Laporan Wartawan TribunAmbon.com, Maula Pelu
TRIBUNAMBON.COM – Aksi unjuk rasa menolak Rancangan Undang-undang (RUU) Pilkada di Kota Ambon berlangsung ricuh, Kamis (22/8/2024).
Masa aksi menghancurkan dekorasi Gapura perayaan ulang tahun Provinsi yang berada tepat di pintu masuk Kantor DPRD Provinsi Maluku.
Dekorasi berwarna merah putih itu dipatahkan menjadi dua bagian, seolah menyuarakan kecewaan mereka terhadap perilaku anggota dewan di lembaga legislatif.
Pantauan TribunAmbon.com, awalnya demo ratusan mahasiswa yang berasal dari berbagai organisasi ini berjalan aman.
Kemudian demo mulai menegang saat masa aksi meminta menemui anggota dan pimpinan DPRD Maluku.
Baca juga: BREAKING NEWS: Mahasiswa di Ambon Demo Tolak RUU Pilkada, Selamatkan Konstitusi Indonesia
Baca juga: Jegal Putusan MK, DPR Dinilai Membangkang dan Khianati Konstitusi
Khususnya anggota DPRD dari koalisi KIM Plus.
Namun, para pegawai dan keamanan melarang dengan dalih para anggota dan pimpinan tak ada di tempat. Aksi saling dorong dengan Pamdal pun akhirnya tak terhindar.
Masa aksi mendobrak pintu masuk, hingga melempar kaca kantor. Serta merusak hiasan Dirgahayu Provinsi Maluku.

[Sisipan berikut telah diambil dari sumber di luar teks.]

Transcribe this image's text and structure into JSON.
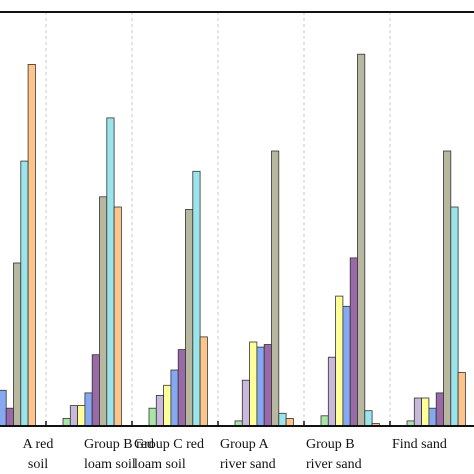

"Kami memberikan ultimatum bahwa hari ini bukan akhir dari perjuangan namun ada perjuangan yang lebih besar untuk memboikot gedung DPRD Maluku," tegas Koordinasi Aksi Radi Samalehu saat berorasi.
Diketahui, para mahasiswa yang berdemo berasal dari beberapa organisasi seperti Bara Pattimura, Aliansi Mahasiswa Peduli Rakyat dan lainnya.
Aksi berlangsung sekira pukul 14.30 WIT.
Para mahasiswa juga membawa sejumlah poster berisi seruan mereka.
Seperti “DPRD lebih jahat dari Zize”, “Indonesia krisis konstitusional #BARAPATTIMURA”, “Stop Pengalihan Isu #KawalPutusanMK,”.
Diketahui demo penolakan Revisi UU Pilkada bermula saat Badan Legislasi (Baleg) DPR RI menyepakati syarat batas usia cagub dan cawagub merujuk pada putusan Mahkamah Agung (MA).
Berdasarkan putusa MA, batas usia cagub dan cawagub minimal 30 tahun sejak pelantikan pasangan calon kepala daerah terpilih.
Sementara, Mahkamah Konstitusi (MK) menegaskan batas usia minimum calon kepala daerah ditetapkan sebelum penetapan pasangan calon (paslon).
Kemudian, untuk syarat pencalonan Pilkada, MK mengeluarkan putusan bernomor 60/PUU-XXII/2024.
Dalam putusan tersebut, MK menurunkan ambang batas pencalonan Pilkada.
Namun, Baleg DPR memutuskan syarat tersebut tidak berlaku bagi partai politik yang mendapatkan kursi di DPRD, hanya partai politik nonparlemen.
Menurut DPR Partai politik yang memiliki kursi DPRD tetap menggunakan syarat lama ambang batas Pilkada, yakni memiliki kursi di DPRD, dapat mendaftarkan calon jika telah memenuhi persyaratan perolehan paling sedikit 20 persen dari jumlah kursi DPRD atau 25 persen dari akumulasi perolehan suara sah dalam pemilihan umum anggota DPRD di daerah yang bersangkutan.